20. Mai 1956 — Obwohl er in keiner offiziellen Liste von Feiertagen auftaucht, ist der 20. Mai Eliza Doolittle Day – zumindest laut Alan Jay Lerner, dem Songtexter des Musicals My Fair Lady.


In ihrer Vorstellung ist Eliza eine Freundin des Königs von England geworden, der ihr erzählt:

Nächste Woche am 20. Mai
Ich verkünde Eliza Doolittle Day.

Mit Lerners Texten und Musik von Frederick Loewe, der Adaption von George Bernard Shaw s Pygmalion-Geschichte erschien erstmals 1956 als Bühnenmusical mit Rex Harrison als Linguistik-Professor Henry Higgins und Julie Andrews als Eliza Doolittle, das Blumenmädchen, das er unter seine Fittiche nimmt.

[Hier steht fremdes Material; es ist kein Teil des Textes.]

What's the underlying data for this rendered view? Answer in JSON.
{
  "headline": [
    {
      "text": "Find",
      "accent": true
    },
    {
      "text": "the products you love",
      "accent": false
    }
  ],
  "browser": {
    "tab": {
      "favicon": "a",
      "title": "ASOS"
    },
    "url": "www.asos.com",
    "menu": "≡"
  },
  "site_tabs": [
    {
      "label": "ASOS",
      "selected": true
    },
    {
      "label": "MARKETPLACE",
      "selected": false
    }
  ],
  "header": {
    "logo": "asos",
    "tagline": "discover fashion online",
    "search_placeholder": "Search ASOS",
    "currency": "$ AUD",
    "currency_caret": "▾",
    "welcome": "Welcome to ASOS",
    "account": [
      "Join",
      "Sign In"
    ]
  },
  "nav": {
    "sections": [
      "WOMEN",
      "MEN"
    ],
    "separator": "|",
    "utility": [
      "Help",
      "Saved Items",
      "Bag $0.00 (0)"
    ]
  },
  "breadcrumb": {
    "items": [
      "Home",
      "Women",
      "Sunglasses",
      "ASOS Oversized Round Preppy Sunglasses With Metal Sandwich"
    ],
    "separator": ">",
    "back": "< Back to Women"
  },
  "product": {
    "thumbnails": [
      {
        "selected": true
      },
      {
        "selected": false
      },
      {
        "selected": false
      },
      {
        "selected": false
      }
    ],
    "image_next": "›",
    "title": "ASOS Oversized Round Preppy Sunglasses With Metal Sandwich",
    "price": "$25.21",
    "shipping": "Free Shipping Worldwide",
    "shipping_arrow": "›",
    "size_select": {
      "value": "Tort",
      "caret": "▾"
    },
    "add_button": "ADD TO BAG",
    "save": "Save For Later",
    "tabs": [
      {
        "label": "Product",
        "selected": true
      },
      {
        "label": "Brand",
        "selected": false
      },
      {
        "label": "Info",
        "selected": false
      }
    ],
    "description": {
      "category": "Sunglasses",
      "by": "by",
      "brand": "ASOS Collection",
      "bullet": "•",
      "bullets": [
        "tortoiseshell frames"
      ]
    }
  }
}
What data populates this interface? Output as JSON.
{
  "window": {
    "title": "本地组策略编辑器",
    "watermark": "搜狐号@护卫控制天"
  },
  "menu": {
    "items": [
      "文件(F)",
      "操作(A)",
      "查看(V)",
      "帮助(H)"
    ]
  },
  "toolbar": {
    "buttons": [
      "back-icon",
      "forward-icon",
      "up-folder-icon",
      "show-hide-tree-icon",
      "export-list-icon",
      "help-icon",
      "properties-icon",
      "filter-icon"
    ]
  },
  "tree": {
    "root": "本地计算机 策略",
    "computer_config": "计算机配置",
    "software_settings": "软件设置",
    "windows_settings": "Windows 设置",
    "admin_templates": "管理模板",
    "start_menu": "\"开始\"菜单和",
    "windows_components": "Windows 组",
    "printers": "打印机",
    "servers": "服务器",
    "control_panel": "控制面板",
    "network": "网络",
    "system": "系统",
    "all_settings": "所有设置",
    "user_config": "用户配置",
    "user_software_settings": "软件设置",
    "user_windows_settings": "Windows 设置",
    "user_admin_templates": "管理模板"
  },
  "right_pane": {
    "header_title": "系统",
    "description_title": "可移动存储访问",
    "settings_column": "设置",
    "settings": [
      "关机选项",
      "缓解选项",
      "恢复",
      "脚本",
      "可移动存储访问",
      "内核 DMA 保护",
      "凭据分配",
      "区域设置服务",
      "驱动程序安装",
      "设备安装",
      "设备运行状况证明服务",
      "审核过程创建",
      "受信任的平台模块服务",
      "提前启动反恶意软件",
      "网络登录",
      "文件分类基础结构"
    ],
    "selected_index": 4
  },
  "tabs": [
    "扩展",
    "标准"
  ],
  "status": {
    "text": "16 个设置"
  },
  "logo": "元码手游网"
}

Die Show war ein Riesenerfolg und stellte sowohl in London als auch in New York Kassenrekorde auf. Es war sogar so erfolgreich, dass es ein Schock war, als Julie Andrews wurde fallen gelassen, als Warner Brothers die 1964 veröffentlichte Filmversion vorbereitete.

Sie war gerade 20 Jahre alt, als sie ihr Bühnendebüt als Eliza in New York gab. Das Problem für Produzentin Jack L. Warner, als er dazu kam, den Film zu drehen, war, dass er dachte, sie sei als Filmschauspielerin nicht „bekannt genug“. Also schwang die Hollywood-Maschine hinterher Audrey Hepburn mit ihrem Star-Appeal.

Julie Andrews war nicht das einzige Mitglied der Originalbesetzung, das Jack L. Warners kritischer Prüfung unterzog. Er hatte auch Zweifel an Rex Harrison als Professor Higgins, der dachte, er sei vielleicht zu alt für die Rolle. Also erstellte er eine Liste mit alternativen Schauspielern.

Unter ihnen war Cary Grant der laut Studioklatsch Warner sagte, dass er nicht nur Higgins nicht spielen würde, sondern auch, wenn die Rolle nicht ginge Rex Harrison , er würde den Film nicht einmal sehen.

Am Ende triumphierte Harrison und wurde im April 1965 bei den Oscars für seine Leistung als Professor zum besten Schauspieler gewählt. My Fair Lady wurde zum besten Film gewählt und gewann sieben weitere Oscars.

Julie Andrews , bitter enttäuscht über den Verlust der Doolittle-Rolle, wurde bei der gleichen Zeremonie angemessen entschädigt, indem sie den Oscar als beste Hauptdarstellerin für ihre Leistung als Mary Poppins gewann, den Film, den sie nach ihrer Ablehnung für My Fair Lady drehte.

Audrey Hepburn wurde nicht einmal für einen Oscar nominiert und musste zusehen, wie Andrews ihren Preis abholte.

Hinter den Kulissen wurde gesagt, dass ein Grund für Hepburns Brüskierung darin bestand, dass sie, als sie im Film zu singen schien, tatsächlich die lippensynchrone professionelle Sängerin Marni Nixon war, die Elizas Singstimme lieferte.

Das einzige Lied, das Audrey Hepburn Fast ohne fremde Hilfe wurde „Just You Wait“ gesungen – das die denkwürdige Zeile des Königs enthält, der Eliza Doolittle Day ausruft.

Der Titel des Films taucht weder in den Dialogen noch in den Songtexten auf und es ist ungewiss, wie es dazu kam. Es ist jedoch allgemein anerkannt, dass My Fair Lady ein cleveres Wortspiel ist.

Mayfair ist eine der führenden gehobenen Gegenden Londons und die Heimat der oberen Gesellschaftsschichten. Leute aus dem East End mit einem Cockney-Akzent, wie Eliza, würden es 'My-fair' nennen.

In der Geschichte strebt sie danach, ihren Status als Straßenblumenverkäuferin hinter sich zu lassen und wird schließlich tatsächlich eine akzeptierte Mayfair-Lady – sowie „my fair lady“ für Professor Higgins.